Yesterday, The Register published a report claiming that Windows and Linux developers were trying to fix a “fundamental design flaw in Intel’s processor chips.”

According to the report, the flaw theoretically allow any program to view the layout or contents of protected kernel memory areas, which includes passwords, login keys, cached files, and other sensitive data.

After the report went public, along-with a tweet with sample code, Google’s Project Zero security team came forward with futher details. In a blog post, the team said that it discovered the vulnerability in May last year, and notified Intel, AMD, and ARM. And those companies have been working on fixes since then.

Spectre and Meltdown

Google, in its report, said there are three different variants of the flaw – CVE-2017-5753, CVE-2017-5715, and CVE-2017-5754. The first two are called ‘Spectre,’ and the last is referred to as ‘Meltdown.’

Spectre steals data from the memory of other applications running on a machine, while Meltdown allows hackers to read protected memory.
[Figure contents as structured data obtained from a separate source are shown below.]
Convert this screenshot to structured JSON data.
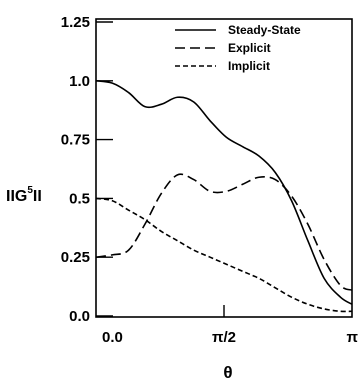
{
  "chart_data": {
    "type": "line",
    "xlabel": "θ",
    "ylabel": {
      "prefix": "IIG",
      "superscript": "5",
      "suffix": "II"
    },
    "xlim": [
      0,
      3.14159
    ],
    "ylim": [
      0,
      1.25
    ],
    "x_ticks": [
      {
        "value": 0,
        "label": "0.0"
      },
      {
        "value": 1.5708,
        "label": "π/2"
      },
      {
        "value": 3.14159,
        "label": "π"
      }
    ],
    "y_ticks": [
      {
        "value": 0.0,
        "label": "0.0"
      },
      {
        "value": 0.25,
        "label": "0.25"
      },
      {
        "value": 0.5,
        "label": "0.5"
      },
      {
        "value": 0.75,
        "label": "0.75"
      },
      {
        "value": 1.0,
        "label": "1.0"
      },
      {
        "value": 1.25,
        "label": "1.25"
      }
    ],
    "grid": false,
    "legend_position": "top-right",
    "series": [
      {
        "name": "Steady-State",
        "style": "solid",
        "color": "#000000",
        "points": [
          [
            0,
            1.0
          ],
          [
            0.2,
            0.99
          ],
          [
            0.4,
            0.95
          ],
          [
            0.6,
            0.89
          ],
          [
            0.8,
            0.9
          ],
          [
            1.0,
            0.93
          ],
          [
            1.2,
            0.91
          ],
          [
            1.4,
            0.83
          ],
          [
            1.6,
            0.76
          ],
          [
            1.8,
            0.72
          ],
          [
            2.0,
            0.68
          ],
          [
            2.2,
            0.61
          ],
          [
            2.4,
            0.49
          ],
          [
            2.6,
            0.32
          ],
          [
            2.8,
            0.16
          ],
          [
            3.0,
            0.08
          ],
          [
            3.14159,
            0.05
          ]
        ]
      },
      {
        "name": "Explicit",
        "style": "dashed",
        "color": "#000000",
        "points": [
          [
            0,
            0.25
          ],
          [
            0.2,
            0.26
          ],
          [
            0.4,
            0.28
          ],
          [
            0.6,
            0.39
          ],
          [
            0.8,
            0.52
          ],
          [
            1.0,
            0.6
          ],
          [
            1.2,
            0.58
          ],
          [
            1.4,
            0.53
          ],
          [
            1.6,
            0.53
          ],
          [
            1.8,
            0.56
          ],
          [
            2.0,
            0.59
          ],
          [
            2.2,
            0.58
          ],
          [
            2.4,
            0.51
          ],
          [
            2.6,
            0.39
          ],
          [
            2.8,
            0.24
          ],
          [
            3.0,
            0.13
          ],
          [
            3.14159,
            0.11
          ]
        ]
      },
      {
        "name": "Implicit",
        "style": "dotted",
        "color": "#000000",
        "points": [
          [
            0,
            0.5
          ],
          [
            0.2,
            0.49
          ],
          [
            0.4,
            0.45
          ],
          [
            0.6,
            0.41
          ],
          [
            0.8,
            0.36
          ],
          [
            1.0,
            0.32
          ],
          [
            1.2,
            0.28
          ],
          [
            1.4,
            0.25
          ],
          [
            1.6,
            0.22
          ],
          [
            1.8,
            0.19
          ],
          [
            2.0,
            0.16
          ],
          [
            2.2,
            0.12
          ],
          [
            2.4,
            0.08
          ],
          [
            2.6,
            0.05
          ],
          [
            2.8,
            0.03
          ],
          [
            3.0,
            0.02
          ],
          [
            3.14159,
            0.02
          ]
        ]
      }
    ]
  }
}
It’s certainly a big flaw, but can be fixed by OS updates. Furthermore, Meltdown seems to be limited to Intel chips, but Spectre affects almost all the modern processors.

Read this report from Wired to further understand the Spectre and Meltdown. On the other hand, Google has published a help page explaining which products and services are affected.
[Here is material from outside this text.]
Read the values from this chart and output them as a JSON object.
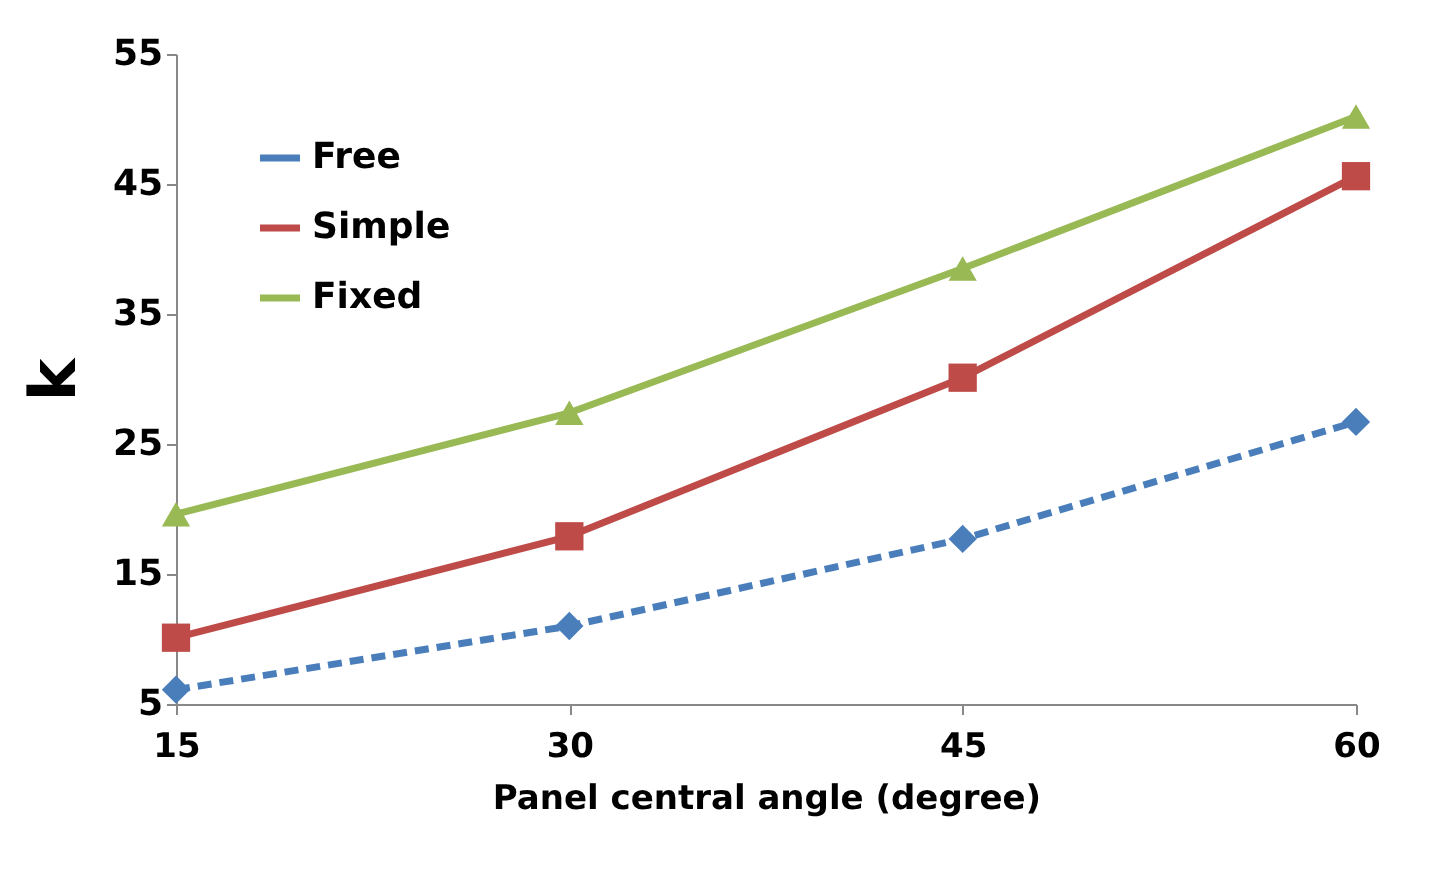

In its blog post, the company says that exploiting Meltdown and Spectre “has shown to be difficult and limited on the majority of Android devices.” While the fixes for ARM chips were part of the Android January 5 security patch level.

Google further notes that the Chrome version 63 already includes a feature called Site Isolation, which forces websites to use different address spaces. This can be turned on by switching the #enable-site-per-process flag to ‘Enabled.’ Read the help page for further details.

Meanwhile, Microsoft via a patch coming Tuesday, is expected to publicly introduce the necessary changes to its Windows operating system. The changes though were already seeded to beta testers running fast-ring Windows Insider builds in November and December.